# Talktorial 11 (part C)

# CADD web services that can be used via a Python API

__Developed at AG Volkamer, Charité__

Dr. Jaime Rodríguez-Guerra

## Aim of this talktorial

> This is part C of the "Online webservices" talktorial:
>
> - 11a. Querying KLIFS & PubChem for potential kinase inhibitors
> - 11b. Docking the candidates against the target obtained in 11a
> - __11c.
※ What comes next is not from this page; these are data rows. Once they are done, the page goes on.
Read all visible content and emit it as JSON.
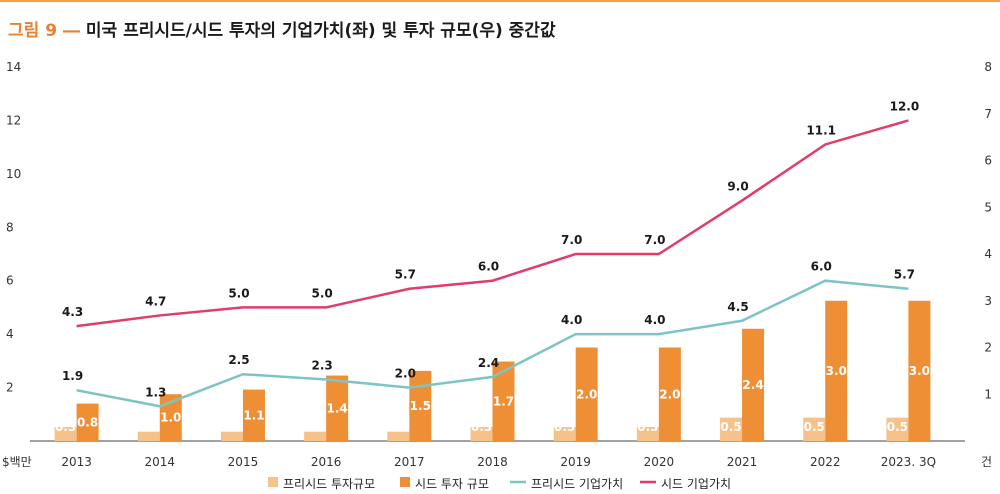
{
  "title": {
    "label": "그림 9 ―",
    "text": "미국 프리시드/시드 투자의 기업가치(좌) 및 투자 규모(우) 중간값"
  },
  "colors": {
    "accent": "#e8802f",
    "preseed_bar": "#f6c28b",
    "seed_bar": "#ee8f36",
    "preseed_line": "#7fc4c4",
    "seed_line": "#e23c6a",
    "value_label_light": "#ffffff",
    "value_label_dark": "#1a1a1a"
  },
  "chart_data": {
    "type": "bar",
    "categories": [
      "2013",
      "2014",
      "2015",
      "2016",
      "2017",
      "2018",
      "2019",
      "2020",
      "2021",
      "2022",
      "2023. 3Q"
    ],
    "left_axis": {
      "unit_label": "$백만",
      "ticks": [
        "2",
        "4",
        "6",
        "8",
        "10",
        "12",
        "14"
      ],
      "ylim": [
        0,
        14
      ]
    },
    "right_axis": {
      "unit_label": "건",
      "ticks": [
        "1",
        "2",
        "3",
        "4",
        "5",
        "6",
        "7",
        "8"
      ],
      "ylim": [
        0,
        8
      ]
    },
    "bar_series": [
      {
        "name": "프리시드 투자규모",
        "axis": "right",
        "values": [
          0.3,
          0.2,
          0.2,
          0.2,
          0.2,
          0.3,
          0.3,
          0.3,
          0.5,
          0.5,
          0.5
        ]
      },
      {
        "name": "시드 투자 규모",
        "axis": "right",
        "values": [
          0.8,
          1.0,
          1.1,
          1.4,
          1.5,
          1.7,
          2.0,
          2.0,
          2.4,
          3.0,
          3.0
        ]
      }
    ],
    "line_series": [
      {
        "name": "프리시드 기업가치",
        "axis": "left",
        "values": [
          1.9,
          1.3,
          2.5,
          2.3,
          2.0,
          2.4,
          4.0,
          4.0,
          4.5,
          6.0,
          5.7
        ]
      },
      {
        "name": "시드 기업가치",
        "axis": "left",
        "values": [
          4.3,
          4.7,
          5.0,
          5.0,
          5.7,
          6.0,
          7.0,
          7.0,
          9.0,
          11.1,
          12.0
        ]
      }
    ],
    "legend_position": "bottom"
  }
}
Assessing the results and comparing against known data__

After obtaining input structures and docking them, we will assess whether the results are any good.

## Learning goals

### Theory

- Protein-ligand interactions
- False positives in docking

### Practical

- Visualize the results
- Run automated analysis

### Discussion

Pending.

### Quiz

Pending.

***

# Theory

## Protein-ligand interactions

Pending

## False positives

Pending

***

# Practical

## Visualize the results

Use `nglview` for that! It's a web-based molecular viewer that can be run on Jupyter Notebooks! Also, it's compatible with `PDBQT` files out of the box (but will only load the first model... we will see how to deal with that).

To install `nglview` run:

We will use `ipywidgets` to create an interactive GUI in the notebook. That way, we can click in the different ligands and the viewer will be refreshed accordingly. In particular, we want our little GUI to:

- Show the list of poses and their affinities, as reported in the Vina output
- Show the protein structure with a ribbon representation, the ligand with ball and stick, and the surrounding residues with licorice (stick-only)
- The 3D visualization should respond to the user selecting a different pose in the list.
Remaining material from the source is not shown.